Splits percentage (Quick question - easy to answer)

facebookresearch / unbiased-teacher

PyTorch code for ICLR 2021 paper Unbiased Teacher for Semi-Supervised Object Detection

https://arxiv.org/abs/2102.09480

MIT License

409 stars 84 forks source link

Splits percentage (Quick question - easy to answer) #73

Closed fabianfallasmoya closed 2 years ago

fabianfallasmoya commented 2 years ago

I see that you use your own seeds (dataseed). I just want to know how you created this file with the seeds? when you say 1%, do you have 1% of every class?
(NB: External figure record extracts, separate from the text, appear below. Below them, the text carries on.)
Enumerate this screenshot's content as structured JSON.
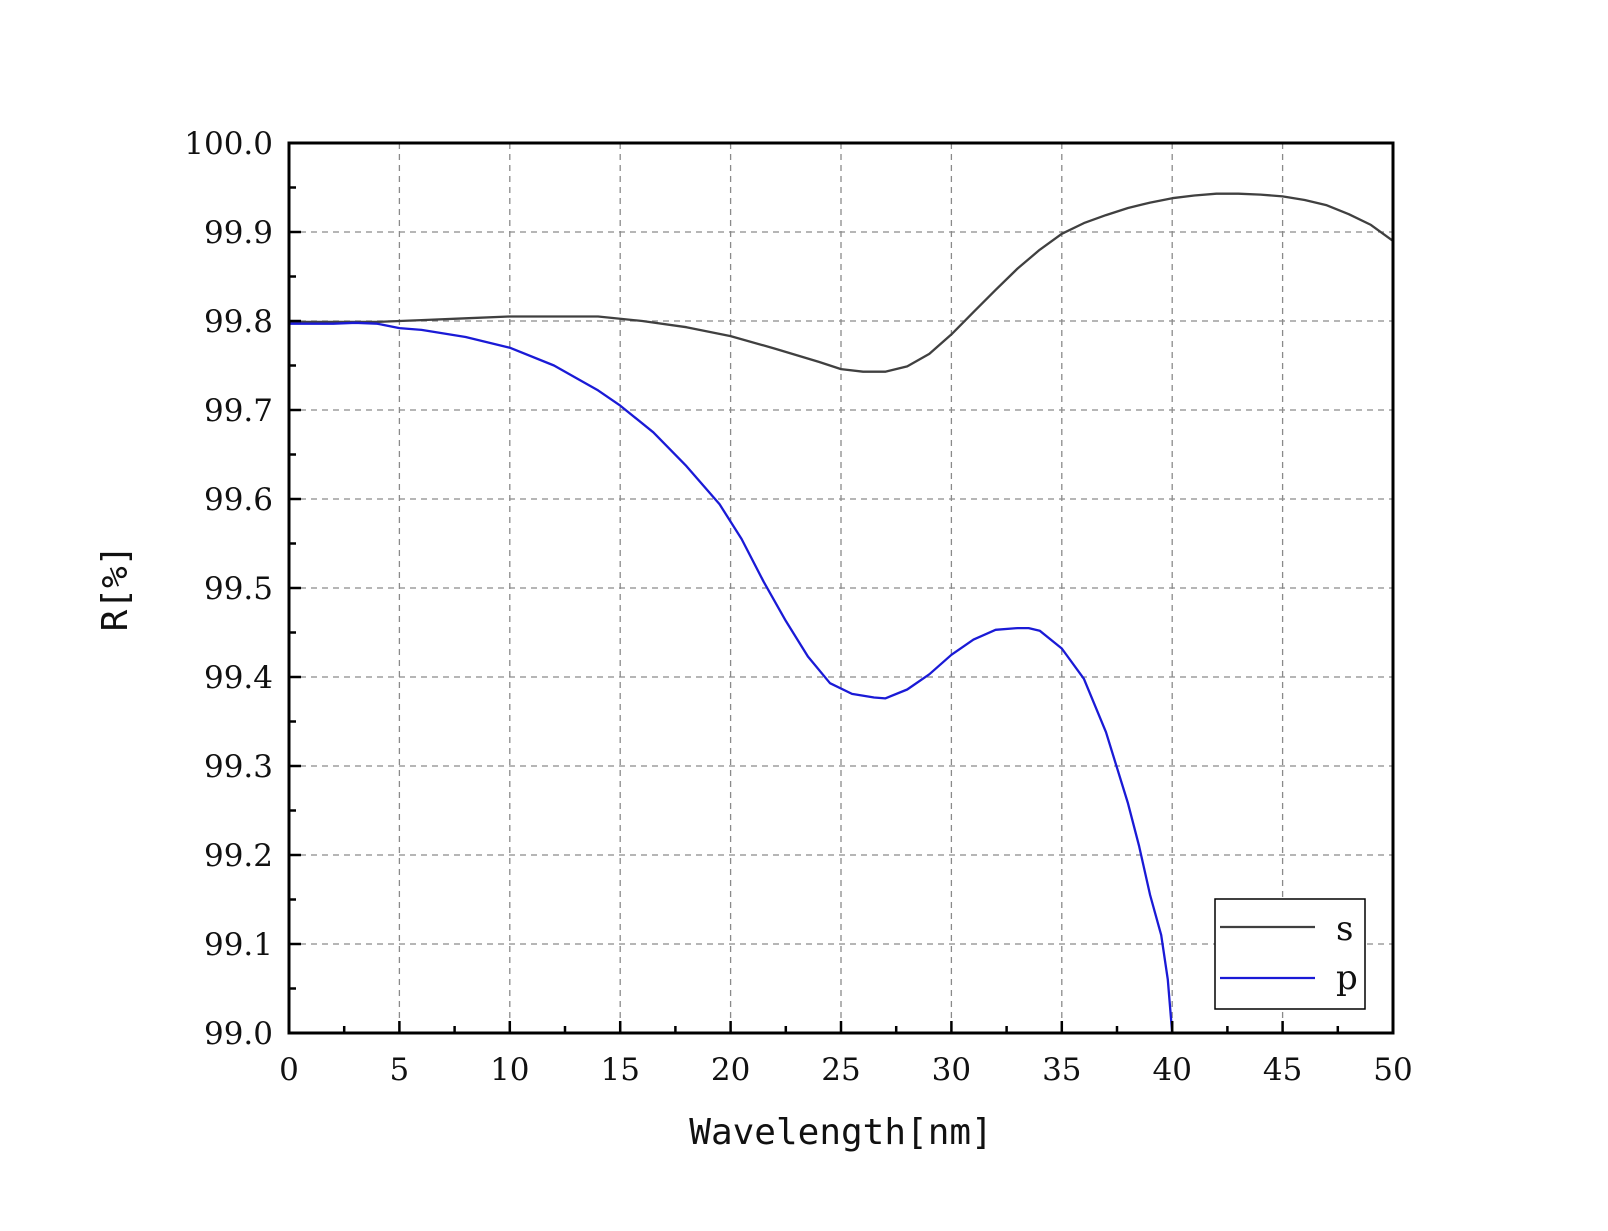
{
  "chart_data": {
    "type": "line",
    "title": "",
    "xlabel": "Wavelength[nm]",
    "ylabel": "R[%]",
    "xlim": [
      0,
      50
    ],
    "ylim": [
      99.0,
      100.0
    ],
    "xticks": [
      0,
      5,
      10,
      15,
      20,
      25,
      30,
      35,
      40,
      45,
      50
    ],
    "xtick_labels": [
      "0",
      "5",
      "10",
      "15",
      "20",
      "25",
      "30",
      "35",
      "40",
      "45",
      "50"
    ],
    "yticks": [
      99.0,
      99.1,
      99.2,
      99.3,
      99.4,
      99.5,
      99.6,
      99.7,
      99.8,
      99.9,
      100.0
    ],
    "ytick_labels": [
      "99.0",
      "99.1",
      "99.2",
      "99.3",
      "99.4",
      "99.5",
      "99.6",
      "99.7",
      "99.8",
      "99.9",
      "100.0"
    ],
    "grid": true,
    "legend_position": "bottom-right",
    "series": [
      {
        "name": "s",
        "color": "#404040",
        "x": [
          0,
          2,
          4,
          6,
          8,
          10,
          12,
          14,
          16,
          18,
          20,
          22,
          24,
          25,
          26,
          27,
          28,
          29,
          30,
          31,
          32,
          33,
          34,
          35,
          36,
          37,
          38,
          39,
          40,
          41,
          42,
          43,
          44,
          45,
          46,
          47,
          48,
          49,
          50
        ],
        "y": [
          99.799,
          99.799,
          99.799,
          99.801,
          99.803,
          99.805,
          99.805,
          99.805,
          99.8,
          99.793,
          99.783,
          99.769,
          99.754,
          99.746,
          99.743,
          99.743,
          99.749,
          99.763,
          99.785,
          99.81,
          99.835,
          99.859,
          99.88,
          99.898,
          99.91,
          99.919,
          99.927,
          99.933,
          99.938,
          99.941,
          99.943,
          99.943,
          99.942,
          99.94,
          99.936,
          99.93,
          99.92,
          99.908,
          99.89
        ]
      },
      {
        "name": "p",
        "color": "#1a1ad6",
        "x": [
          0,
          2,
          3,
          4,
          5,
          6,
          8,
          10,
          12,
          14,
          15,
          16.5,
          18,
          19.5,
          20.5,
          21.5,
          22.5,
          23.5,
          24.5,
          25.5,
          26.5,
          27,
          28,
          29,
          30,
          31,
          32,
          33,
          33.5,
          34,
          35,
          36,
          37,
          38,
          38.5,
          39,
          39.5,
          39.8,
          40
        ],
        "y": [
          99.797,
          99.797,
          99.798,
          99.797,
          99.792,
          99.79,
          99.782,
          99.77,
          99.75,
          99.722,
          99.705,
          99.675,
          99.637,
          99.594,
          99.555,
          99.507,
          99.463,
          99.423,
          99.393,
          99.381,
          99.377,
          99.376,
          99.386,
          99.403,
          99.425,
          99.442,
          99.453,
          99.455,
          99.455,
          99.452,
          99.432,
          99.398,
          99.338,
          99.258,
          99.21,
          99.155,
          99.11,
          99.06,
          99.0
        ]
      }
    ]
  }
}
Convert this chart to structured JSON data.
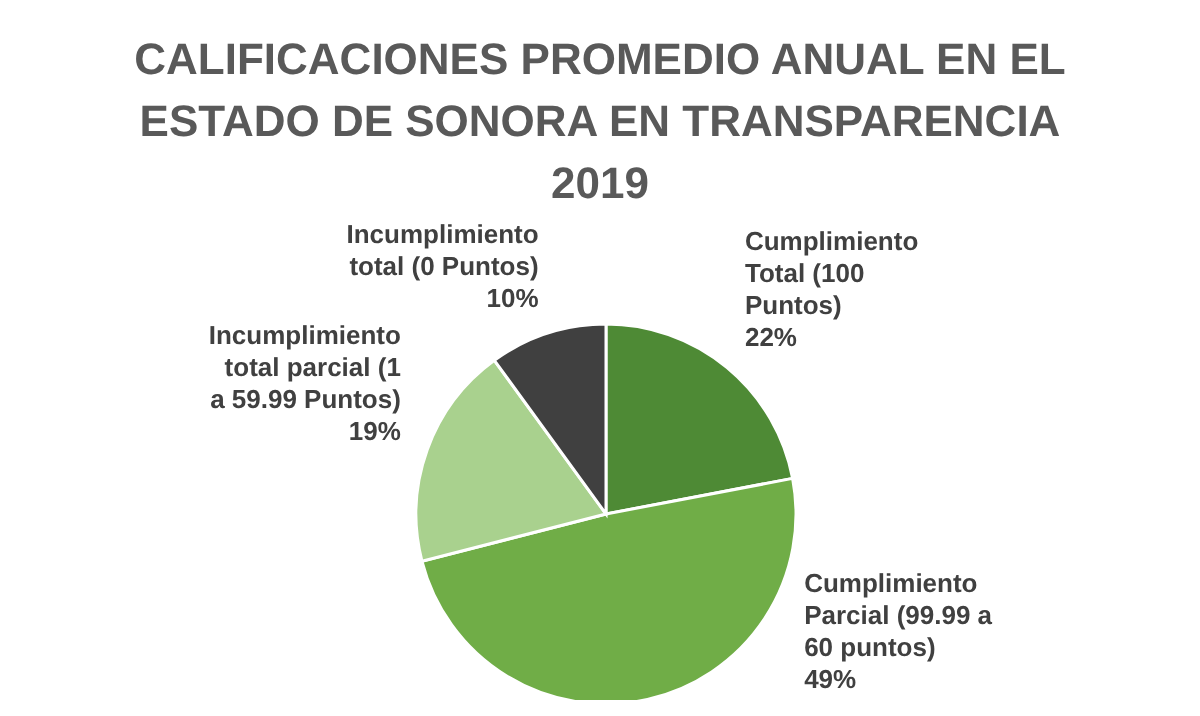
{
  "chart_data": {
    "type": "pie",
    "title": "CALIFICACIONES PROMEDIO ANUAL EN EL ESTADO DE SONORA EN TRANSPARENCIA 2019",
    "categories": [
      "Cumplimiento Total (100 Puntos)",
      "Cumplimiento Parcial (99.99 a 60 puntos)",
      "Incumplimiento total parcial (1 a 59.99 Puntos)",
      "Incumplimiento total (0 Puntos)"
    ],
    "values": [
      22,
      49,
      19,
      10
    ],
    "colors": [
      "#4e8a35",
      "#70ad47",
      "#a9d18e",
      "#404040"
    ],
    "value_labels": [
      "22%",
      "49%",
      "19%",
      "10%"
    ],
    "legend": false
  }
}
I just sample 1% of the whole coco-dataset but the performance drops a lot, so, I am assuming that you get 1% per class so you can train with better results. Am I right?
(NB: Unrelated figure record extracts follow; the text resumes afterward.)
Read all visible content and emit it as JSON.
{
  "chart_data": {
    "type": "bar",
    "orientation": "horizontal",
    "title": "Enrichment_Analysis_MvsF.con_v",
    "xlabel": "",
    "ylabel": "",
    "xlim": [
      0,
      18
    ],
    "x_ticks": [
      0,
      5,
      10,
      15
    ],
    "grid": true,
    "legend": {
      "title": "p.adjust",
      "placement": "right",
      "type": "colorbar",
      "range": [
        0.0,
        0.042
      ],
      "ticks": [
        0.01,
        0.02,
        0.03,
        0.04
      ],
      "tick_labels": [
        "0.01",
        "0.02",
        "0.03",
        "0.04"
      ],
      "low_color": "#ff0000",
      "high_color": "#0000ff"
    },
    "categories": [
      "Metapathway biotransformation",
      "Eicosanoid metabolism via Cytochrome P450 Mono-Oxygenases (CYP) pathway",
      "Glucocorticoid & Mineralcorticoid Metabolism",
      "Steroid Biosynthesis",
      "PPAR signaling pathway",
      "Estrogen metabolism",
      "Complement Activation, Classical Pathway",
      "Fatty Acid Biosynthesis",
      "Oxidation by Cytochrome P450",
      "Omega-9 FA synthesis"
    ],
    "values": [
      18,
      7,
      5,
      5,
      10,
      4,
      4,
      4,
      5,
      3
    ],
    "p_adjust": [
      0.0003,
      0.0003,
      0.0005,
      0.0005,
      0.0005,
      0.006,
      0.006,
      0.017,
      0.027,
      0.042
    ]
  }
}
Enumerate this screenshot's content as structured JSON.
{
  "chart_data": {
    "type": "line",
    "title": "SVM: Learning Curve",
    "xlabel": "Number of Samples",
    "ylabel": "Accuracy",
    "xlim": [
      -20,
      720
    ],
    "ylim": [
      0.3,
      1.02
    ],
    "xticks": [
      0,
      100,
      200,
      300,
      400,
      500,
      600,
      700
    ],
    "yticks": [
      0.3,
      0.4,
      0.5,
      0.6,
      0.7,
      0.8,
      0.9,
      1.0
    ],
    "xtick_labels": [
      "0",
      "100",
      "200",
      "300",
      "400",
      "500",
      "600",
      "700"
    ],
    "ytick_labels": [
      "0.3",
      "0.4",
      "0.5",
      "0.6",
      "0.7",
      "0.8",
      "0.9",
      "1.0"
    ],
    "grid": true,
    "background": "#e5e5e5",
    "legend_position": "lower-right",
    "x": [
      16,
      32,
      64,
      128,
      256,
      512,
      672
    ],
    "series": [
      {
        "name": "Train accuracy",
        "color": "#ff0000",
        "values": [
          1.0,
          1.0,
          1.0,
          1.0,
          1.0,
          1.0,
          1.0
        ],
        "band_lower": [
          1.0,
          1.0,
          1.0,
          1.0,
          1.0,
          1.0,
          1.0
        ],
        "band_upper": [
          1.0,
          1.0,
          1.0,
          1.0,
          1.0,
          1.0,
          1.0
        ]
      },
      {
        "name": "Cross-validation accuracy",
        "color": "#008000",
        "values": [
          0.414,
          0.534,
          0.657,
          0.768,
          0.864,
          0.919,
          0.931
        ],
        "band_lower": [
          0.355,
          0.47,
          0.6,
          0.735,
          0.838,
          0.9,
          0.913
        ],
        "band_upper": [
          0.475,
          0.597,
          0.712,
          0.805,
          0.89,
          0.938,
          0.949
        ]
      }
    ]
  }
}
ycliu93 commented 2 years ago

I randomly sample from the whole dataset, not per class, and I didn't use any class information during the labeled/unlabeled sampling. It is just a uniform sampling with the same sampling weight (1/ num_images_in_coco) for each image.

That means it is likely that a particular class does not have any labeled data in the training, and I didn't check whether each class has labeled data in the file.

I also tried to sample in an online manner, and the results are similar to using the file.

fabianfallasmoya commented 2 years ago

Thank you for the clarification. When I double-check I found what I was doing wrong when using the online sampling.